Mon­e­tary author­i­ties have no choice but to al­low the peso to de­pre­ci­ate to­gether with the yuan.

The peso has joined its peers in the re­gion: The Malaysian ring­git has weak­ened to a 17-year low.

In­done­sia’s ru­piah also fell to its low­est since July 1998. The Sin­ga­pore dol­lar and the New Tai­wan dol­lar like­wise touched five-year lows, and the South Korean won slid near a four-year trough.

One thing go­ing for the Philip­pines is the fact that oil prices have re­mained be­low US$50 a bar­rel, down from more than US$100 a bar­rel last year.

Any im­pact of the cur­rency de­pre­ci­a­tion on pump prices of ga­so­line and other petroleum prod­ucts and trans­porta­tion fares is ex­pected to be very min­i­mal as weak oil prices will off­set the weaker peso’s ef­fect.

Mov­ing for­ward, what will be wor­ri­some is if main­land China’s de­val­u­a­tion of the yuan starts a cur­rency war that many econ­o­mists be­lieve could desta­bi­lize the global econ­omy.

This will hap­pen if the United States and Ja­pan re­tal­i­ate and push the value of the dol­lar and yen lower.

In fact, some an­a­lysts cite a lin­ger­ing worry that main­land China’s move may prod other cen­tral banks to al­low their cur­ren­cies to also weaken in or­der to re­main com­pet­i­tive.
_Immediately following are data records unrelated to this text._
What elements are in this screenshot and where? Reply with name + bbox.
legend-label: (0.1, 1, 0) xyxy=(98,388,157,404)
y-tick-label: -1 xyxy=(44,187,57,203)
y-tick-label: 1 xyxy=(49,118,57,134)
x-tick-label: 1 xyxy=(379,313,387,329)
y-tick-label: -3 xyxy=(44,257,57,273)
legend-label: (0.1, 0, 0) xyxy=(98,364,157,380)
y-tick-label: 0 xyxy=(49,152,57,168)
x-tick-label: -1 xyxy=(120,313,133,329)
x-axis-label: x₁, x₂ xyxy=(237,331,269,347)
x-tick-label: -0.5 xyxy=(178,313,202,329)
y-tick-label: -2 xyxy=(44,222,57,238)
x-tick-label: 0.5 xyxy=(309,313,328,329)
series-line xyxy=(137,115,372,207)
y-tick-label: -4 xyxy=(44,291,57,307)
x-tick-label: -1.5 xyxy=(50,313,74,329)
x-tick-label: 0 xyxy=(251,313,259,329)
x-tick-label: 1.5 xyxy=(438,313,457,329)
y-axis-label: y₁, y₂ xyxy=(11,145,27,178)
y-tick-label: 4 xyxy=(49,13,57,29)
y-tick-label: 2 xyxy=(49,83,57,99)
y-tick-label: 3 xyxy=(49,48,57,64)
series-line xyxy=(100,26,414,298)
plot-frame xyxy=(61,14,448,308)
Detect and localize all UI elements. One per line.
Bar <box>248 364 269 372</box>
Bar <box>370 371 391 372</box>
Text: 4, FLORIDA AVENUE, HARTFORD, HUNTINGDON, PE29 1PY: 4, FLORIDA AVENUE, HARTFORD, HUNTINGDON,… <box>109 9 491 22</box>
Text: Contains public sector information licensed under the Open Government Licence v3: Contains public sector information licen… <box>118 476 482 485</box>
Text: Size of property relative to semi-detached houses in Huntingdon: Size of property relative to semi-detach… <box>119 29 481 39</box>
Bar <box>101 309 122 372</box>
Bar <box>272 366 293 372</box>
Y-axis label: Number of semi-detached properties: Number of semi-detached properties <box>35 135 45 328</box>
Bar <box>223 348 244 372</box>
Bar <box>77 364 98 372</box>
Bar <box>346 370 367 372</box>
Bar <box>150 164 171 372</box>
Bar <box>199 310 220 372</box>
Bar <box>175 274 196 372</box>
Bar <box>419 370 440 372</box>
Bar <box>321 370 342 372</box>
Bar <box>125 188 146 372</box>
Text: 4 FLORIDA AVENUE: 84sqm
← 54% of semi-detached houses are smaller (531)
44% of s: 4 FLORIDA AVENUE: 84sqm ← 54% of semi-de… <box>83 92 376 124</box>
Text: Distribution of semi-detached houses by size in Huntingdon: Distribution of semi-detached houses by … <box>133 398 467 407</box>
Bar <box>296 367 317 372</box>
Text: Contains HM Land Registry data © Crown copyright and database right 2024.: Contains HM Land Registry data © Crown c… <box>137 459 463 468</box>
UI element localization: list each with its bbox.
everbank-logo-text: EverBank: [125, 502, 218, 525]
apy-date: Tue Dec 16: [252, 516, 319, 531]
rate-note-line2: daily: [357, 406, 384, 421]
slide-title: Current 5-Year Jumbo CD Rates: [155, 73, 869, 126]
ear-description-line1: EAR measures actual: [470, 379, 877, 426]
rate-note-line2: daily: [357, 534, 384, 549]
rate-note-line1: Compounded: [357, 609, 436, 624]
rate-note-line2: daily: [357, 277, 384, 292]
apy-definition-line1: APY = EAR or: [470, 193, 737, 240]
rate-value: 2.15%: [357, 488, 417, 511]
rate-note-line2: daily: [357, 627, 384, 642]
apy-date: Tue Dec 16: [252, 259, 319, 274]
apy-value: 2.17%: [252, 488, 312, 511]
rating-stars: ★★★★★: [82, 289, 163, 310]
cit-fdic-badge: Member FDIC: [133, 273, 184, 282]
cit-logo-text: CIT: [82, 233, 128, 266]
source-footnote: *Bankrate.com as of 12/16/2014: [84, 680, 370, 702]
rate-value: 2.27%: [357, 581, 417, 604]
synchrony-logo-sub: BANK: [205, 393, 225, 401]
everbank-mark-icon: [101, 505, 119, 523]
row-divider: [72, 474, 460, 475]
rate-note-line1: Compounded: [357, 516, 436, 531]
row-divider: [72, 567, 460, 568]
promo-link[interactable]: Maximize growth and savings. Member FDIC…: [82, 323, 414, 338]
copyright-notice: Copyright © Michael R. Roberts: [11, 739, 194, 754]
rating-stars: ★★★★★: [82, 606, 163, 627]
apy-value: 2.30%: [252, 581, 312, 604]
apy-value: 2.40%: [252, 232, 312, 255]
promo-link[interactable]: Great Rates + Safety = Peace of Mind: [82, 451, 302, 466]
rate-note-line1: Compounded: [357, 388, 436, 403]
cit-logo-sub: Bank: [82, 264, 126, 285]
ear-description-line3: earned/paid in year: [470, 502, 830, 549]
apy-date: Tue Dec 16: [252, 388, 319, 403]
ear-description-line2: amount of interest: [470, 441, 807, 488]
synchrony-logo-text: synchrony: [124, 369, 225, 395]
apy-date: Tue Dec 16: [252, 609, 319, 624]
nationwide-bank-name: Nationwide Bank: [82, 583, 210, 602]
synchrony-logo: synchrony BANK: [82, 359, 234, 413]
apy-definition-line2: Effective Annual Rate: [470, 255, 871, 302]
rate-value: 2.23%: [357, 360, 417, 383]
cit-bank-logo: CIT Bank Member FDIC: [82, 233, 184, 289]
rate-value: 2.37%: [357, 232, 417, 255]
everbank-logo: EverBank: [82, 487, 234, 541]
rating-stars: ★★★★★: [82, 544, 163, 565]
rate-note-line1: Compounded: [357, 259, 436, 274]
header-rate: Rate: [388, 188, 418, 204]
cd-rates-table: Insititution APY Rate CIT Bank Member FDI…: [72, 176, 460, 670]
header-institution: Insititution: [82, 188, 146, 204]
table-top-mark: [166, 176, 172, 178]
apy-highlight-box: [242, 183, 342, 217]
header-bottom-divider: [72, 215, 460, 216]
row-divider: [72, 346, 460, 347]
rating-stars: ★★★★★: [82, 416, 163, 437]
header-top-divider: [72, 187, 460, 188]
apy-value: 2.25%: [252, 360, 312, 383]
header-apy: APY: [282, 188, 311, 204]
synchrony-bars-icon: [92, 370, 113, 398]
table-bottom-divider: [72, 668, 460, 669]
The Philip­pines can only hope that they will not, and can only hold on to the main­land Chi­nese cen­tral bank’s as­sur­ance to global fi­nan­cial mar­kets that it is not em­bark­ing on a steady de­pre­ci­a­tion of the yuan. This is an ed­i­to­rial pub­lished by the Philip­pine Daily In­quirer on Sun­day, Aug. 16.